The car you see here represents the last year the C3 was marketed as the Stingray. Late '77s switched from "Stingray" script badging on the fenders to the trademark crossed flags seen here. It is also the last year the Corvette had a flying buttress roof design, as the '78 introduced a wraparound fastback rear window for aerodynamics, visibility and more storage space. This one is a T-top car finished in a fetching, non-stock burnt orange metallic described as "Copper" on the for sale sheet. Notably the '77 came stock with the windshield frame painted black for a thinner appearance, but that wasn't done here on the repaint. The for sale sign listed the car as having new 15-inch Rally wheels and a lot of work done to the powertrain and suspension.

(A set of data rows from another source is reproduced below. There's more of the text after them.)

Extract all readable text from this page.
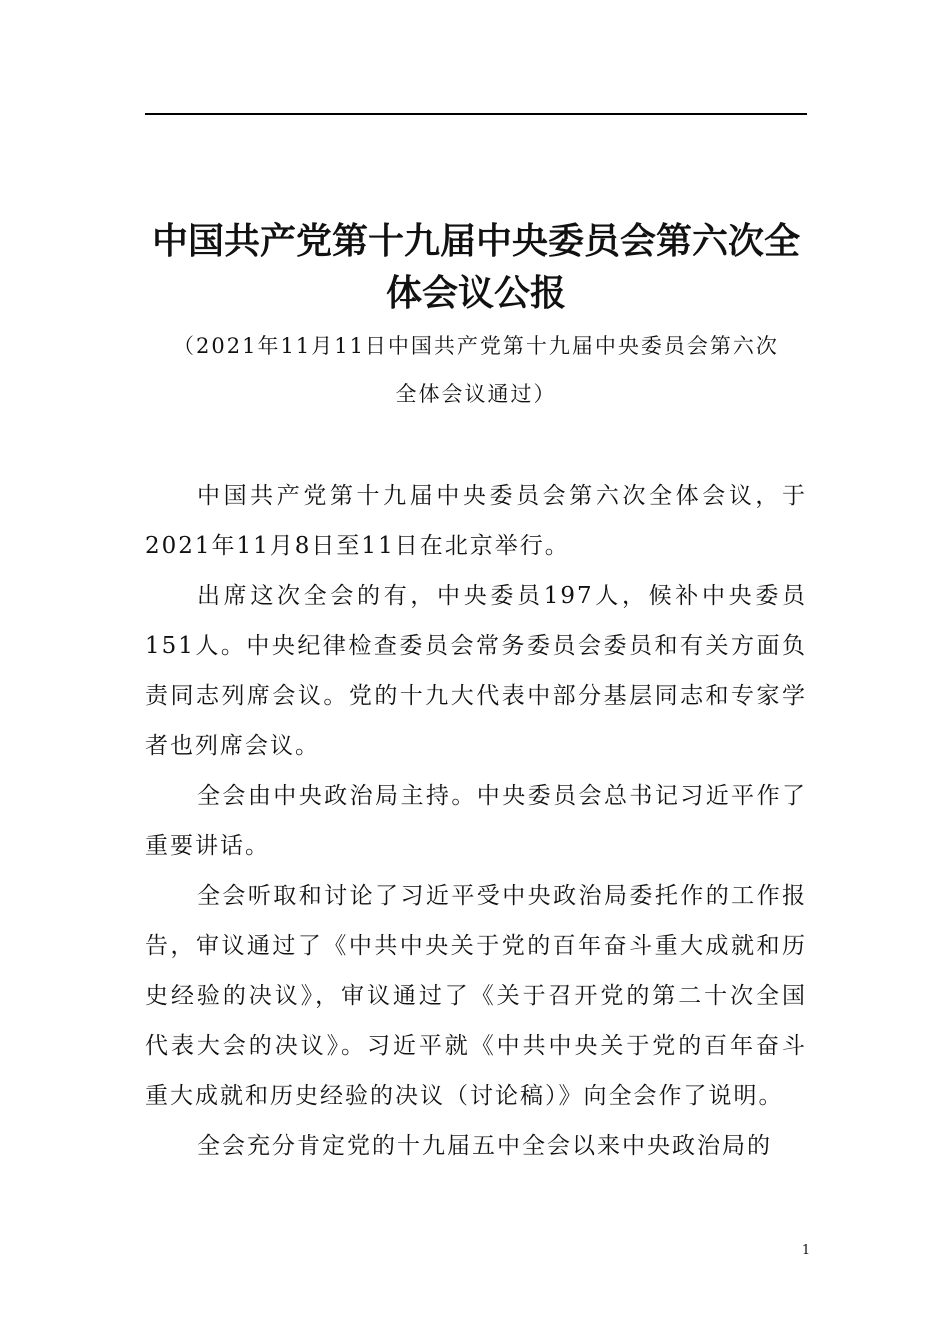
中国共产党第十九届中央委员会第六次全
体会议公报
（2021年11月11日中国共产党第十九届中央委员会第六次
全体会议通过）

中国共产党第十九届中央委员会第六次全体会议，于2021年11月8日至11日在北京举行。

出席这次全会的有，中央委员197人，候补中央委员151人。中央纪律检查委员会常务委员会委员和有关方面负责同志列席会议。党的十九大代表中部分基层同志和专家学者也列席会议。

全会由中央政治局主持。中央委员会总书记习近平作了重要讲话。

全会听取和讨论了习近平受中央政治局委托作的工作报告，审议通过了《中共中央关于党的百年奋斗重大成就和历史经验的决议》，审议通过了《关于召开党的第二十次全国代表大会的决议》。习近平就《中共中央关于党的百年奋斗重大成就和历史经验的决议（讨论稿）》向全会作了说明。

全会充分肯定党的十九届五中全会以来中央政治局的

1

I am guessing the interior was recently redone as well, since it has 1978 25th Anniversary edition seat medallions. This one began with the base L48 engine, but it was retrofitted with a 5-speed manual transmission and an Edelbrock performance intake among other upgrades.
Some of the great things about a late C3 Corvette are they're fairly common, not prohibitively expensive to buy and build, and have a lot of aftermarket support for parts and body components. They're eye-catching, even with the abundance of painted plastic in place of cool '60s chrome. The biggest downside is for people like me in California who have those pesky smog laws. I'm sure a GM crate 350 runs plenty clean while making lots more power than the 8.5:1 compression lump it came with. You can do amazing things with a GM small block. And a Vette like this can be a fun toy for back roads, highways or just cruising in town with the T-tops off, soaking up the California sun.